ICE lab work on human metabolism is recognized at RACMEM 2025

© 2025 Chinese Academy of Science
On October 13-17, 2025, Prof. Dolaana Khovalyg and Fariza Sabit, a second-year PhD student at the ICE lab, traveled to Shenzhen (China) for the prestigious Recent Advances and Controversies in Measuring Energy Metabolism (RACMEM 2025) conference. Hosted by a renowned biologist, Prof. John Speakman, this gathering brings together the world’s leading voices to tackle the grand challenge of measuring energy expenditure in daily life.
We are thrilled to announce that the team’s work received significant international recognition, with Fariza winning the Life Metabolism Scholarship, a distinction awarded to only three projects globally.
The "Activity Paradox": Why Your Smartwatch Might Be Wrong
Fariza presented "The Activity Paradox: A New Framework for Metabolic Modeling," a systematic review of 63 studies that deconstructs why laboratory-validated models often fail when we step out into the real world. The study identifies a fundamental flaw called the "Activity Paradox": models fall short because they are designed to isolate the energy cost of motion while ignoring the dynamic, non-resting metabolic context — like what you ate, the time of day, and the temperature around you — in which that activity occurs.
A New Framework for Precision
To bridge this "lab-to-life" chasm, the ICE lab proposes a paradigm shift that deconstructs metabolic variability along two intertwined axes:
The axis of temporal resolution (Capturing the "Right Now"):
- While daily totals might look accurate, they often hide substantial minute-by-minute errors.

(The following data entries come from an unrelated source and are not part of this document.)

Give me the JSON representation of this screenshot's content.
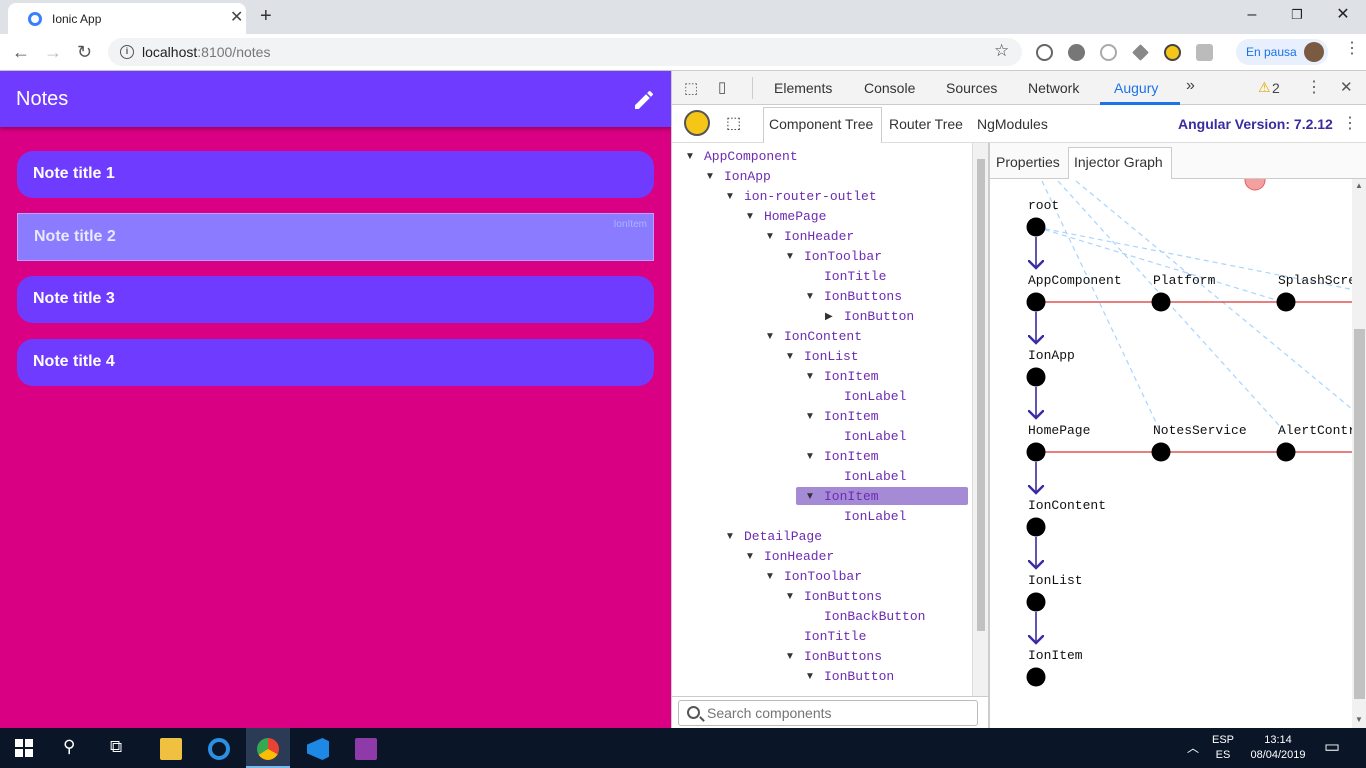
{
  "browser": {
    "tab_title": "Ionic App",
    "url_host": "localhost",
    "url_path": ":8100/notes",
    "profile_status": "En pausa"
  },
  "app": {
    "title": "Notes",
    "notes": [
      "Note title 1",
      "Note title 2",
      "Note title 3",
      "Note title 4"
    ],
    "highlight_tag": "IonItem",
    "colors": {
      "background": "#d90083",
      "toolbar": "#6f3bff",
      "item": "#6f3bff"
    }
  },
  "devtools": {
    "tabs": [
      "Elements",
      "Console",
      "Sources",
      "Network",
      "Augury"
    ],
    "active_tab": "Augury",
    "warning_count": "2",
    "augury_tabs": [
      "Component Tree",
      "Router Tree",
      "NgModules"
    ],
    "angular_version": "Angular Version: 7.2.12",
    "tree": [
      {
        "label": "AppComponent",
        "depth": 0,
        "toggle": "open"
      },
      {
        "label": "IonApp",
        "depth": 1,
        "toggle": "open"
      },
      {
        "label": "ion-router-outlet",
        "depth": 2,
        "toggle": "open"
      },
      {
        "label": "HomePage",
        "depth": 3,
        "toggle": "open"
      },
      {
        "label": "IonHeader",
        "depth": 4,
        "toggle": "open"
      },
      {
        "label": "IonToolbar",
        "depth": 5,
        "toggle": "open"
      },
      {
        "label": "IonTitle",
        "depth": 6,
        "toggle": "none"
      },
      {
        "label": "IonButtons",
        "depth": 6,
        "toggle": "open"
      },
      {
        "label": "IonButton",
        "depth": 7,
        "toggle": "closed"
      },
      {
        "label": "IonContent",
        "depth": 4,
        "toggle": "open"
      },
      {
        "label": "IonList",
        "depth": 5,
        "toggle": "open"
      },
      {
        "label": "IonItem",
        "depth": 6,
        "toggle": "open"
      },
      {
        "label": "IonLabel",
        "depth": 7,
        "toggle": "none"
      },
      {
        "label": "IonItem",
        "depth": 6,
        "toggle": "open"
      },
      {
        "label": "IonLabel",
        "depth": 7,
        "toggle": "none"
      },
      {
        "label": "IonItem",
        "depth": 6,
        "toggle": "open"
      },
      {
        "label": "IonLabel",
        "depth": 7,
        "toggle": "none"
      },
      {
        "label": "IonItem",
        "depth": 6,
        "toggle": "open",
        "selected": true
      },
      {
        "label": "IonLabel",
        "depth": 7,
        "toggle": "none"
      },
      {
        "label": "DetailPage",
        "depth": 2,
        "toggle": "open"
      },
      {
        "label": "IonHeader",
        "depth": 3,
        "toggle": "open"
      },
      {
        "label": "IonToolbar",
        "depth": 4,
        "toggle": "open"
      },
      {
        "label": "IonButtons",
        "depth": 5,
        "toggle": "open"
      },
      {
        "label": "IonBackButton",
        "depth": 6,
        "toggle": "none"
      },
      {
        "label": "IonTitle",
        "depth": 5,
        "toggle": "none"
      },
      {
        "label": "IonButtons",
        "depth": 5,
        "toggle": "open"
      },
      {
        "label": "IonButton",
        "depth": 6,
        "toggle": "open"
      }
    ],
    "search_placeholder": "Search components",
    "right_tabs": [
      "Properties",
      "Injector Graph"
    ],
    "graph": {
      "chain": [
        "root",
        "AppComponent",
        "IonApp",
        "HomePage",
        "IonContent",
        "IonList",
        "IonItem"
      ],
      "app_providers": [
        "Platform",
        "SplashScre"
      ],
      "home_providers": [
        "NotesService",
        "AlertContr"
      ]
    }
  },
  "taskbar": {
    "lang_top": "ESP",
    "lang_bottom": "ES",
    "time": "13:14",
    "date": "08/04/2019"
  }
}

- At a granular level, "invisible" factors like the energy used to digest food (Postprandial thermogenesis) become glaring liabilities for current models.
- This creates a "Resolution Trilemma": a tug-of-war between the need for detailed insight, the demand for statistical accuracy, and the practical limits of wearable tech.
The Axis of Personalization (Capturing the "Unique You"):
- The lab's "Ladder of Personalization" moves us away from generic population averages that treat everyone as metabolically uniform.
- The goal is to climb toward fully individualized models that use real-time signals, such as muscle activity (EMG) and behavioral signatures, to "learn" a person's unique metabolic parameters over time.
- This approach represents a promising path toward resolving the challenge of biological diversity.
"It was an honor to present our framework to such a specialized audience and receive validation from leaders in the field," said Fariza.
In addition to the award-winning presentation, the team showcased a poster titled “Metabolic rate without movement: The role of cognitive load,” exploring how mental effort impacts our metabolic baseline — a perfect example of the "non-resting" factors current models often miss.
Congratulations to the ICE lab for their contribution to the global dialogue on energy metabolism!